Have you seen these? They're not the disgusting, brown thin and slimy creatures of yesteryear, but a thuggish race of slimy giant slugs, shell-less black gastropod mollusks as long as my index and middle finger and as wide. Scary - and they literally eat jalapenos for breakfast.

Don't even talk to me about soft fruit. But we have had one success this year. A Black Turkey fig tree I planted at least 15 years ago against a west-facing wall, its roots constricted by being in the tumbler of an old washing-machine, has never produced anything but embryonic fruits. Never, that is, until this, the wettest summer since Noah sent the dove on its reconnaissance mission. This year we have had at least 50 huge, ripe figs since mid-July. They easily weigh 300 grammes each, and fill the palm of your hand. When I boasted of this a day ago to Raymond Blanc he said "and I'm sure they tasted of nothing." Not so. They are oozingly, D.H. Lawrence-ly ripe, black on the outside, with small fissures caused by their near-explosive maturity. Inside they are deep purple, flecked with the gold of the seeds. Their scent is - well - fig-ripe. Bite into one and the sticky juice trickling down your chin goes from inky to mauve.

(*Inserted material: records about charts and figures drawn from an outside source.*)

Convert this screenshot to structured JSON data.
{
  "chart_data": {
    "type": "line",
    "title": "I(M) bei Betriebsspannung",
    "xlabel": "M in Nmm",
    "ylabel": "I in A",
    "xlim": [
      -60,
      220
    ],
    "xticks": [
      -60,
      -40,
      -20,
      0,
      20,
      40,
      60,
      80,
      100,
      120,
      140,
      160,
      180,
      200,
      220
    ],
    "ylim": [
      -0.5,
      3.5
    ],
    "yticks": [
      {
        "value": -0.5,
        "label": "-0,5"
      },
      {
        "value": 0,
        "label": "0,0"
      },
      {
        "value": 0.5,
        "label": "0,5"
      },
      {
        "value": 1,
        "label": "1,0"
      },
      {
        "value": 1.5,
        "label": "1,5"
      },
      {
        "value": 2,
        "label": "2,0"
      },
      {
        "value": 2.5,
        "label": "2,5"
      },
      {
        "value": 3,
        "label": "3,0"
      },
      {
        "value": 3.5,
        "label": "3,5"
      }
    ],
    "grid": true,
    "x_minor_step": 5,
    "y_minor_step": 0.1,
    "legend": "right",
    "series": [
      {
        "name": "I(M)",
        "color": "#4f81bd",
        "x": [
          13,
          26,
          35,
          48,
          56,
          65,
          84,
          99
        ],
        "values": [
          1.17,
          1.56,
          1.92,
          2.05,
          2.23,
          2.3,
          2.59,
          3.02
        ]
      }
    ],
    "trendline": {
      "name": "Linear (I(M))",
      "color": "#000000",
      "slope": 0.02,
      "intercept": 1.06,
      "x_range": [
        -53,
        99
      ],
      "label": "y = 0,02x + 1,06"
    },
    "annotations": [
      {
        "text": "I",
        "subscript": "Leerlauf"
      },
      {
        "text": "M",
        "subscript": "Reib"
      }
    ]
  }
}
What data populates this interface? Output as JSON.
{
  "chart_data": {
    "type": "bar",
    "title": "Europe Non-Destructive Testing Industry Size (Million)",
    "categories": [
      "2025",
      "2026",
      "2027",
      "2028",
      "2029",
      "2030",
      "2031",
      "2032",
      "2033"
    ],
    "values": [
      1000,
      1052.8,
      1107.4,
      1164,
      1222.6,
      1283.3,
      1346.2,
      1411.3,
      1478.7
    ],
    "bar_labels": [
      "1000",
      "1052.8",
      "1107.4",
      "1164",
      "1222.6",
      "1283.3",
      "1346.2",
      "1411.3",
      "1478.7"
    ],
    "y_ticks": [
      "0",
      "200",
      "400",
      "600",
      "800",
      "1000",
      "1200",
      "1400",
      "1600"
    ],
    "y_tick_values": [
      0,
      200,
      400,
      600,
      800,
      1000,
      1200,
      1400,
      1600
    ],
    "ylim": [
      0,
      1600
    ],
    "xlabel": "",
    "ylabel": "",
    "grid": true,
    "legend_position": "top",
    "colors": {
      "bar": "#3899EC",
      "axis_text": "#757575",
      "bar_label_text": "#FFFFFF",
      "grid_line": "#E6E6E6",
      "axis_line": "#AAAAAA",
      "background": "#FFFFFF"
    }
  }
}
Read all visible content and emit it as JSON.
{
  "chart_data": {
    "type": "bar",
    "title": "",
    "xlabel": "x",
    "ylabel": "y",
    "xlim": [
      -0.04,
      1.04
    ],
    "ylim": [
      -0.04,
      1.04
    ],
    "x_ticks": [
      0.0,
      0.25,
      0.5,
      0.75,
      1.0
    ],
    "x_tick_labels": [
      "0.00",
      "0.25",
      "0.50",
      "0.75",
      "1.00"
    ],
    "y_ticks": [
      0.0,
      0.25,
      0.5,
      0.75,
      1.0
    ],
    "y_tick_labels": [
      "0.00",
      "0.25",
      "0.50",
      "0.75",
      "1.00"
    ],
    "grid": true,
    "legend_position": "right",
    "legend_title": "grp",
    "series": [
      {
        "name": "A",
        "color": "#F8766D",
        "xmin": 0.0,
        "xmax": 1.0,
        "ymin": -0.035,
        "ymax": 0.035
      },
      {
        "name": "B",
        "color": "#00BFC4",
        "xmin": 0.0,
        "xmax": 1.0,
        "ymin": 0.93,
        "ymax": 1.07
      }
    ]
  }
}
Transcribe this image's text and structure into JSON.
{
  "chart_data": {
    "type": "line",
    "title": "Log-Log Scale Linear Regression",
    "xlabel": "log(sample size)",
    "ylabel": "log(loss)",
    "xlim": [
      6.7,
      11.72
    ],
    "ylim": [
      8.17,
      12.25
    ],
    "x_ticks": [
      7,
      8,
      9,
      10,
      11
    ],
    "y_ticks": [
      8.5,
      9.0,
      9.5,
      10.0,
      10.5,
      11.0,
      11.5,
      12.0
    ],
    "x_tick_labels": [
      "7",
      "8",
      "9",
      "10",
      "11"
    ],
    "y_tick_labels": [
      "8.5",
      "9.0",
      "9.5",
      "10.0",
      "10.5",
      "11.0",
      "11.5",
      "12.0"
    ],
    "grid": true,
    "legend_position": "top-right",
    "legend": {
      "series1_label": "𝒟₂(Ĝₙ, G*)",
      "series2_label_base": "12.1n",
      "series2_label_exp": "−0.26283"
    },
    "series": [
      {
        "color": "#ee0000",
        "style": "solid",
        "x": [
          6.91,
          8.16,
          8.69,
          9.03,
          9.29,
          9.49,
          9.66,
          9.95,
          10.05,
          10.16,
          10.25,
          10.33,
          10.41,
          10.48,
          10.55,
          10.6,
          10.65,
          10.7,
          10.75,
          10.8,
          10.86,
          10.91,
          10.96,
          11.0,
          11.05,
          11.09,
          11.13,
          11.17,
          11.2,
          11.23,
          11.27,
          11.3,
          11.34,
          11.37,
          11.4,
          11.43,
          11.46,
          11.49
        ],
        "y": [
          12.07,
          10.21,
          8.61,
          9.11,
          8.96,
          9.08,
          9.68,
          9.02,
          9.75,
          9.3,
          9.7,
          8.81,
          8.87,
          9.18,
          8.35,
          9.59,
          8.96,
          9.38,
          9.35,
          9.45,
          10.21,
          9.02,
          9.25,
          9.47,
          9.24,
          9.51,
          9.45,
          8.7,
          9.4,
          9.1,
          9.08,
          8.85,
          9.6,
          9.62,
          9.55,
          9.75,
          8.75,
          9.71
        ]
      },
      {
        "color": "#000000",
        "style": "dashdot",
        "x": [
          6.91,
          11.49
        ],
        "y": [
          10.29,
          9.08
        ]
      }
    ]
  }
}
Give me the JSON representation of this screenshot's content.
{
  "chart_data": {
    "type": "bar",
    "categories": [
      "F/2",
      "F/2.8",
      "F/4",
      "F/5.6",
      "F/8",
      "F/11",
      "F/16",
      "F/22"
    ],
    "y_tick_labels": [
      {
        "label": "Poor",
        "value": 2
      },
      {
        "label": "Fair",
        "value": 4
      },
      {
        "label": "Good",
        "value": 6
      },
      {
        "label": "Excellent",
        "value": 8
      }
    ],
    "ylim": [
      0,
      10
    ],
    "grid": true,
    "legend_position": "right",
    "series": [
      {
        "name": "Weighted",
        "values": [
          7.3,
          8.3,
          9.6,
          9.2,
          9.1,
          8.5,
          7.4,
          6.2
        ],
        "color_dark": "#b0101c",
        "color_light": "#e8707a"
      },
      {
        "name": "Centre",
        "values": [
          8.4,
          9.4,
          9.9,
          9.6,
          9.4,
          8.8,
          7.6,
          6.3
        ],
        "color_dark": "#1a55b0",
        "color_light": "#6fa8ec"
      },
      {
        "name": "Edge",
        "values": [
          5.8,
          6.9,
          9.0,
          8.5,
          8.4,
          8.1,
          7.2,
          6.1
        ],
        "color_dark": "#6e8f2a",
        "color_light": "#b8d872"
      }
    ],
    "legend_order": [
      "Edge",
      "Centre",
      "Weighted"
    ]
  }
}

I can find no explanation for this aberrant, over-generous behaviour except that the tree is obviously trying desperately to reproduce itself. Can it be afraid of drowning? Our other, south-facing fig tree boasts nary a fruit.

We've had some vegetable joys along with our woes - lots of globe artichokes, success with the weird Italian agretti, plentiful salad greens, abundant courgettes that aren't even watery, loads and loads of herbs, good beetroot and parsnips, and small-kerneled but delicious sweetcorn. Does anybody have any idea why the fig tree fruited and some vegetables flourished in the rain?